Juiz Federal da 2ª Vara – PE
O direito material em questão envolve a problemática de delegação, por lei ordinária, de competência ao Poder Executivo para baixar atos infra-legais, visando a formação da base de cálculo da contribuição do antigo Seguro de Acidente do Trabalho-SAT e agora da possibilidade de esse Poder aumentar sua alíquota em até 100%.

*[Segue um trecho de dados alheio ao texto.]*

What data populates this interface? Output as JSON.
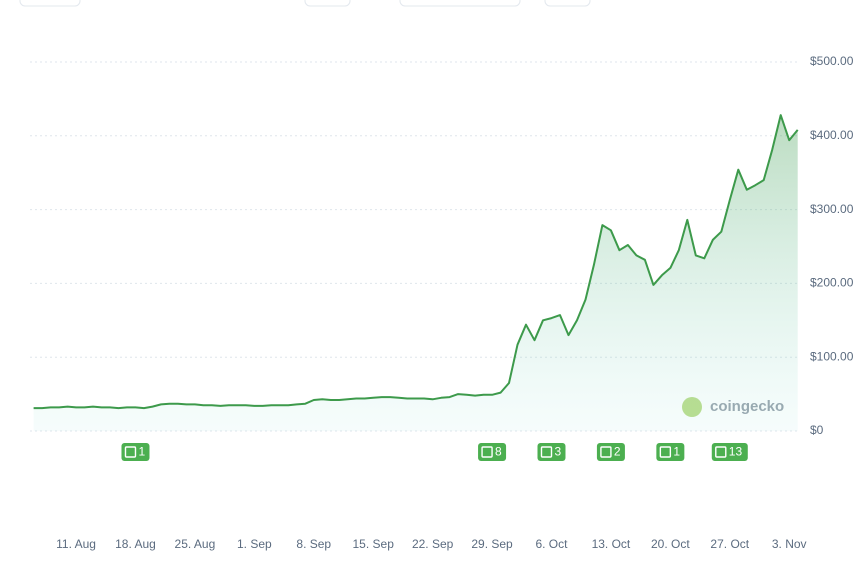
{
  "chart_data": {
    "type": "line",
    "x": [
      "6. Aug",
      "7. Aug",
      "8. Aug",
      "9. Aug",
      "10. Aug",
      "11. Aug",
      "12. Aug",
      "13. Aug",
      "14. Aug",
      "15. Aug",
      "16. Aug",
      "17. Aug",
      "18. Aug",
      "19. Aug",
      "20. Aug",
      "21. Aug",
      "22. Aug",
      "23. Aug",
      "24. Aug",
      "25. Aug",
      "26. Aug",
      "27. Aug",
      "28. Aug",
      "29. Aug",
      "30. Aug",
      "31. Aug",
      "1. Sep",
      "2. Sep",
      "3. Sep",
      "4. Sep",
      "5. Sep",
      "6. Sep",
      "7. Sep",
      "8. Sep",
      "9. Sep",
      "10. Sep",
      "11. Sep",
      "12. Sep",
      "13. Sep",
      "14. Sep",
      "15. Sep",
      "16. Sep",
      "17. Sep",
      "18. Sep",
      "19. Sep",
      "20. Sep",
      "21. Sep",
      "22. Sep",
      "23. Sep",
      "24. Sep",
      "25. Sep",
      "26. Sep",
      "27. Sep",
      "28. Sep",
      "29. Sep",
      "30. Sep",
      "1. Oct",
      "2. Oct",
      "3. Oct",
      "4. Oct",
      "5. Oct",
      "6. Oct",
      "7. Oct",
      "8. Oct",
      "9. Oct",
      "10. Oct",
      "11. Oct",
      "12. Oct",
      "13. Oct",
      "14. Oct",
      "15. Oct",
      "16. Oct",
      "17. Oct",
      "18. Oct",
      "19. Oct",
      "20. Oct",
      "21. Oct",
      "22. Oct",
      "23. Oct",
      "24. Oct",
      "25. Oct",
      "26. Oct",
      "27. Oct",
      "28. Oct",
      "29. Oct",
      "30. Oct",
      "31. Oct",
      "1. Nov",
      "2. Nov",
      "3. Nov",
      "4. Nov"
    ],
    "series": [
      {
        "color": "#3d9a4b",
        "values": [
          31,
          31,
          32,
          32,
          33,
          32,
          32,
          33,
          32,
          32,
          31,
          32,
          32,
          31,
          33,
          36,
          37,
          37,
          36,
          36,
          35,
          35,
          34,
          35,
          35,
          35,
          34,
          34,
          35,
          35,
          35,
          36,
          37,
          42,
          43,
          42,
          42,
          43,
          44,
          44,
          45,
          46,
          46,
          45,
          44,
          44,
          44,
          43,
          45,
          46,
          50,
          49,
          48,
          49,
          49,
          52,
          65,
          117,
          144,
          123,
          150,
          153,
          157,
          130,
          150,
          178,
          225,
          279,
          272,
          245,
          252,
          238,
          232,
          198,
          211,
          221,
          245,
          286,
          238,
          234,
          259,
          270,
          313,
          354,
          327,
          333,
          340,
          381,
          428,
          394,
          408
        ]
      }
    ],
    "ylim": [
      0,
      500
    ],
    "yticks": [
      {
        "value": 0,
        "label": "$0"
      },
      {
        "value": 100,
        "label": "$100.00"
      },
      {
        "value": 200,
        "label": "$200.00"
      },
      {
        "value": 300,
        "label": "$300.00"
      },
      {
        "value": 400,
        "label": "$400.00"
      },
      {
        "value": 500,
        "label": "$500.00"
      }
    ],
    "xticks": [
      "11. Aug",
      "18. Aug",
      "25. Aug",
      "1. Sep",
      "8. Sep",
      "15. Sep",
      "22. Sep",
      "29. Sep",
      "6. Oct",
      "13. Oct",
      "20. Oct",
      "27. Oct",
      "3. Nov"
    ],
    "grid": true,
    "news": [
      {
        "x": "18. Aug",
        "count": 1
      },
      {
        "x": "29. Sep",
        "count": 8
      },
      {
        "x": "6. Oct",
        "count": 3
      },
      {
        "x": "13. Oct",
        "count": 2
      },
      {
        "x": "20. Oct",
        "count": 1
      },
      {
        "x": "27. Oct",
        "count": 13
      }
    ],
    "watermark": "coingecko"
  }
}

Na sentença, chega-se à conclusão que isso não é possível por Lei Ordinária, mas apenas por parte do Legislador Constituinte originário, pois é matéria acobertada por cláusula pétrea.
Boa leitura.
PODER JUDICIÁRIO
JUSTIÇA FEDERAL DE PRIMEIRA INSTÂNCIA
Seção Judiciária de Pernambuco
2ª VARA
Juiz Federal: FRANCISCO ALVES DOS SANTOS JÚNIOR
Processo nº 0002388-74.2010.4.05.8300 Classe 126 – Mandado de Segurança
IMPETRANTE: R. G. LTDA. E OUTRO
ADV.: Alexandre de Araújo Albuquerque – OAB/PE 025108
IMPETRADO: DELEGADO DA RECEITA FEDERAL EM RECIFE
Registro nº ...........................................

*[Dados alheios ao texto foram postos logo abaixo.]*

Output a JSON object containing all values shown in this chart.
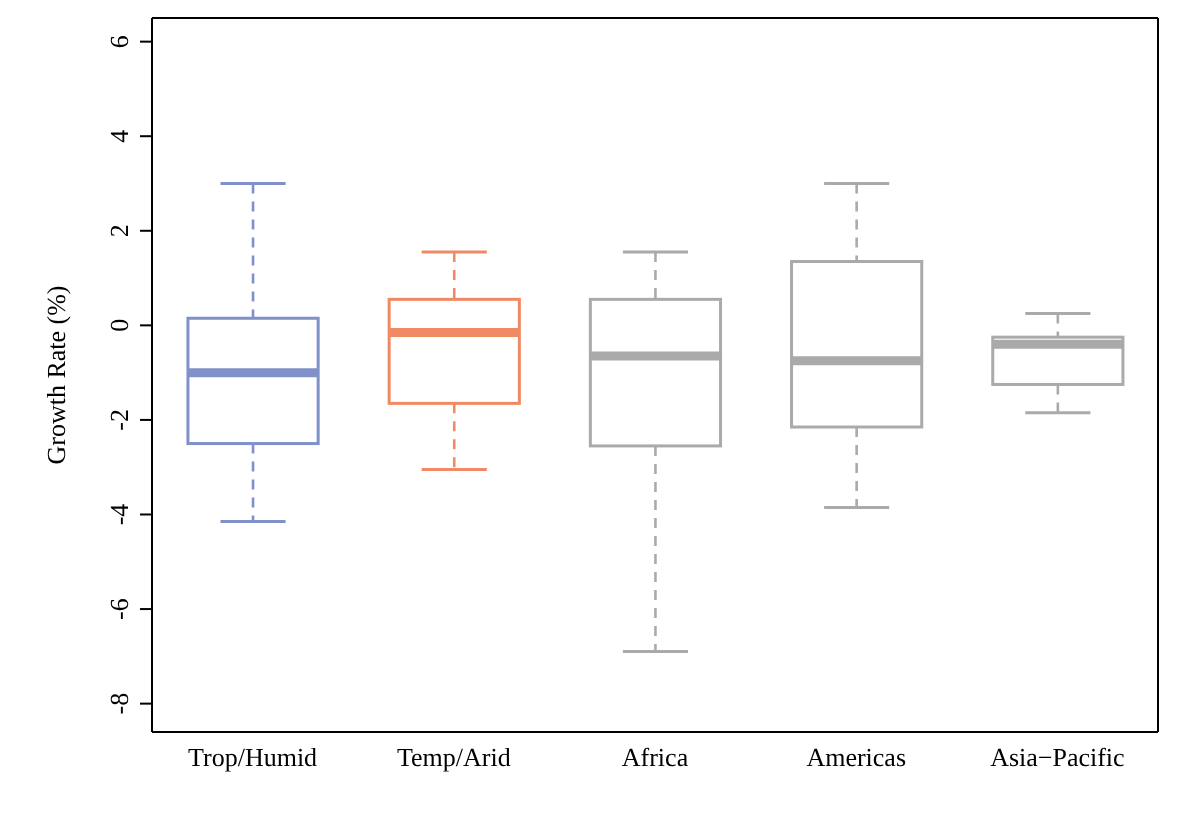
{
  "chart_data": {
    "type": "box",
    "ylabel": "Growth Rate (%)",
    "categories": [
      "Trop/Humid",
      "Temp/Arid",
      "Africa",
      "Americas",
      "Asia−Pacific"
    ],
    "colors": [
      "#8090c8",
      "#f08a64",
      "#aaaaaa",
      "#aaaaaa",
      "#aaaaaa"
    ],
    "boxes": [
      {
        "low": -4.15,
        "q1": -2.5,
        "median": -1.0,
        "q3": 0.15,
        "high": 3.0
      },
      {
        "low": -3.05,
        "q1": -1.65,
        "median": -0.15,
        "q3": 0.55,
        "high": 1.55
      },
      {
        "low": -6.9,
        "q1": -2.55,
        "median": -0.65,
        "q3": 0.55,
        "high": 1.55
      },
      {
        "low": -3.85,
        "q1": -2.15,
        "median": -0.75,
        "q3": 1.35,
        "high": 3.0
      },
      {
        "low": -1.85,
        "q1": -1.25,
        "median": -0.4,
        "q3": -0.25,
        "high": 0.25
      }
    ],
    "ylim": [
      -8.6,
      6.5
    ],
    "yticks": [
      -8,
      -6,
      -4,
      -2,
      0,
      2,
      4,
      6
    ],
    "grid": false
  }
}
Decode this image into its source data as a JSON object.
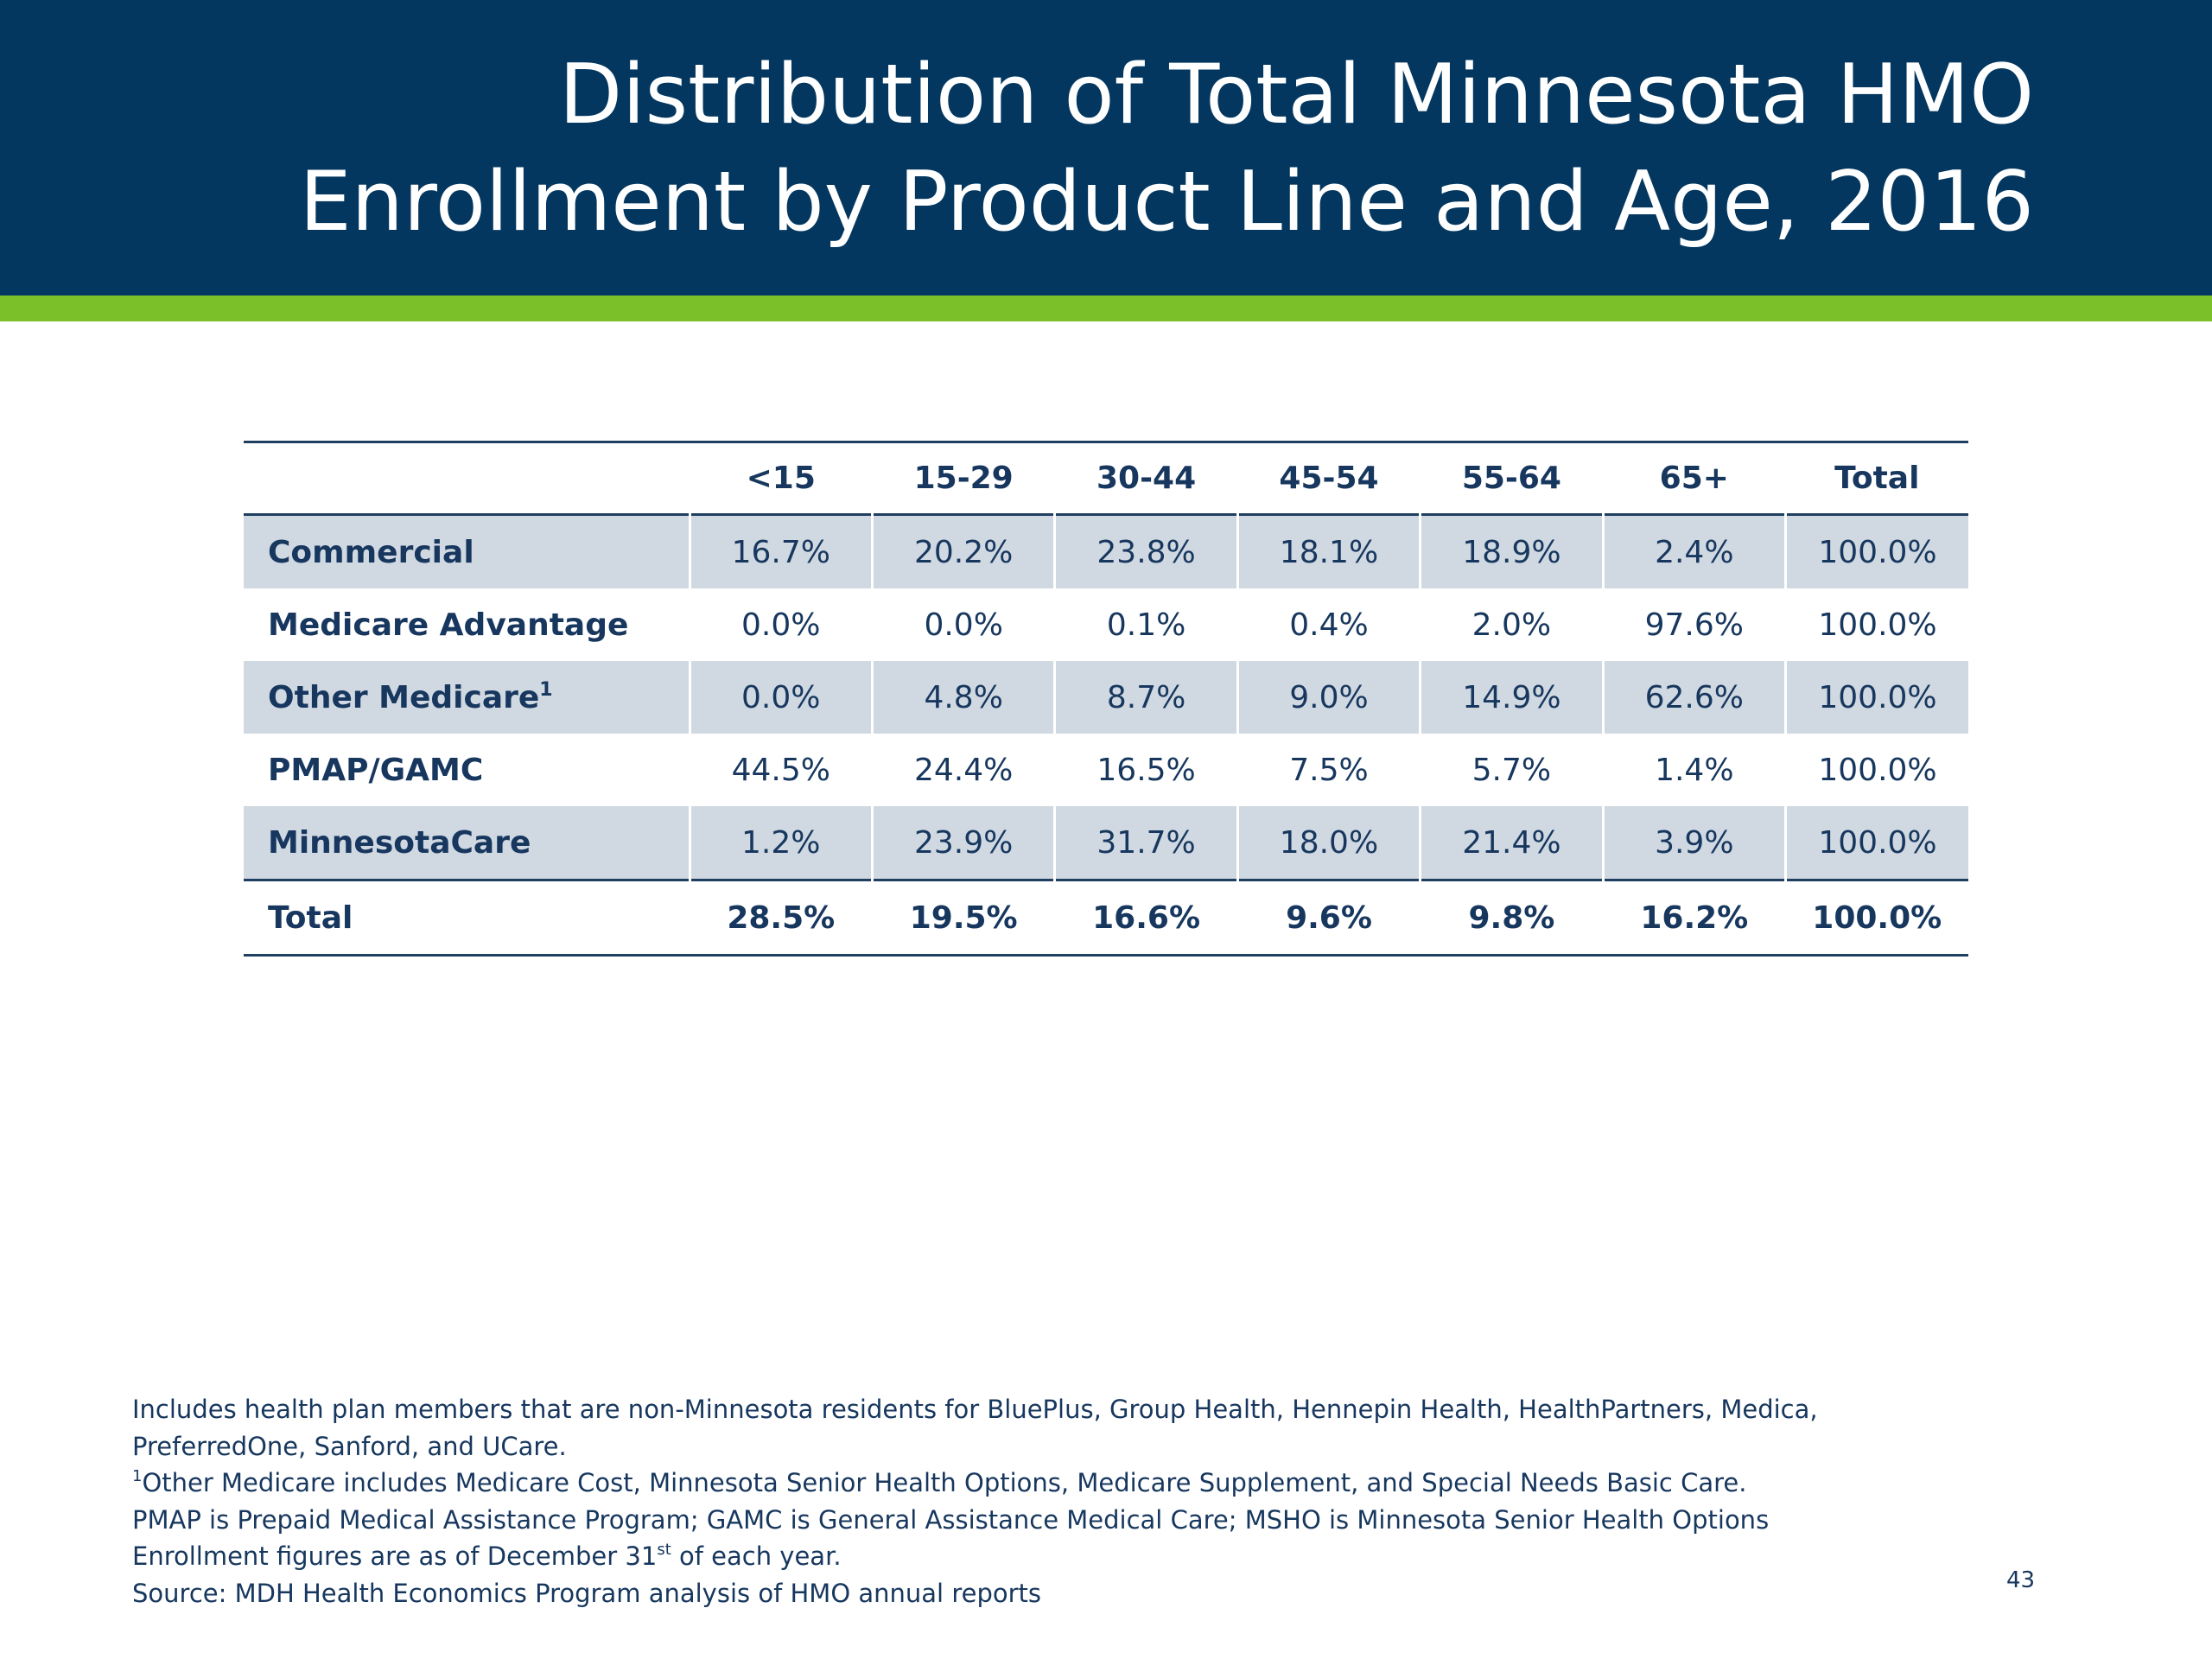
{
  "header": {
    "title_line1": "Distribution of Total Minnesota HMO",
    "title_line2": "Enrollment by Product Line and Age, 2016",
    "background_color": "#03375f",
    "accent_band_color": "#7bbf29"
  },
  "table": {
    "columns": [
      "<15",
      "15-29",
      "30-44",
      "45-54",
      "55-64",
      "65+",
      "Total"
    ],
    "rows": [
      {
        "label": "Commercial",
        "footnote": "",
        "values": [
          "16.7%",
          "20.2%",
          "23.8%",
          "18.1%",
          "18.9%",
          "2.4%",
          "100.0%"
        ]
      },
      {
        "label": "Medicare Advantage",
        "footnote": "",
        "values": [
          "0.0%",
          "0.0%",
          "0.1%",
          "0.4%",
          "2.0%",
          "97.6%",
          "100.0%"
        ]
      },
      {
        "label": "Other Medicare",
        "footnote": "1",
        "values": [
          "0.0%",
          "4.8%",
          "8.7%",
          "9.0%",
          "14.9%",
          "62.6%",
          "100.0%"
        ]
      },
      {
        "label": "PMAP/GAMC",
        "footnote": "",
        "values": [
          "44.5%",
          "24.4%",
          "16.5%",
          "7.5%",
          "5.7%",
          "1.4%",
          "100.0%"
        ]
      },
      {
        "label": "MinnesotaCare",
        "footnote": "",
        "values": [
          "1.2%",
          "23.9%",
          "31.7%",
          "18.0%",
          "21.4%",
          "3.9%",
          "100.0%"
        ]
      }
    ],
    "total_row": {
      "label": "Total",
      "values": [
        "28.5%",
        "19.5%",
        "16.6%",
        "9.6%",
        "9.8%",
        "16.2%",
        "100.0%"
      ]
    },
    "shaded_row_color": "#d0d9e2",
    "rule_color": "#1f3f62"
  },
  "notes": {
    "line1": "Includes health plan members that are non-Minnesota residents for BluePlus, Group Health, Hennepin Health, HealthPartners, Medica,",
    "line2": "PreferredOne, Sanford, and UCare.",
    "line3_marker": "1",
    "line3": "Other Medicare includes Medicare Cost, Minnesota Senior Health Options, Medicare Supplement, and Special Needs Basic Care.",
    "line4": "PMAP is Prepaid Medical Assistance Program; GAMC is General Assistance Medical Care; MSHO is Minnesota Senior Health Options",
    "line5_a": "Enrollment figures are as of December 31",
    "line5_sup": "st",
    "line5_b": " of each year.",
    "line6": "Source: MDH Health Economics Program analysis of HMO annual reports"
  },
  "page_number": "43"
}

Certifico que registrei esta Sentença às fls..........
Recife, ...../...../2010
Sentença tipo A
Ementa:- DIREITO CONSTITUCIONAL-TRIBUTÁRIO. FORMAÇÃO DA OBRIGAÇÃO TRIBUTÁRIA. PRINCÍPIOs DA LEGALIDADE, DA SEGURANÇA JURÍDICA E DA DETERMINAÇÃO. CLÁUSULA PÉTREA.
Elementos do núcleo da obrigação tributária não podem ser modificados por ato legislativo infra-legal, exceto quando houver expressa autorização na Constituição da República, por força dos princípios da legalidade, da determinação e da segurança jurídica.
Concessão da Segurança.
Vistos etc.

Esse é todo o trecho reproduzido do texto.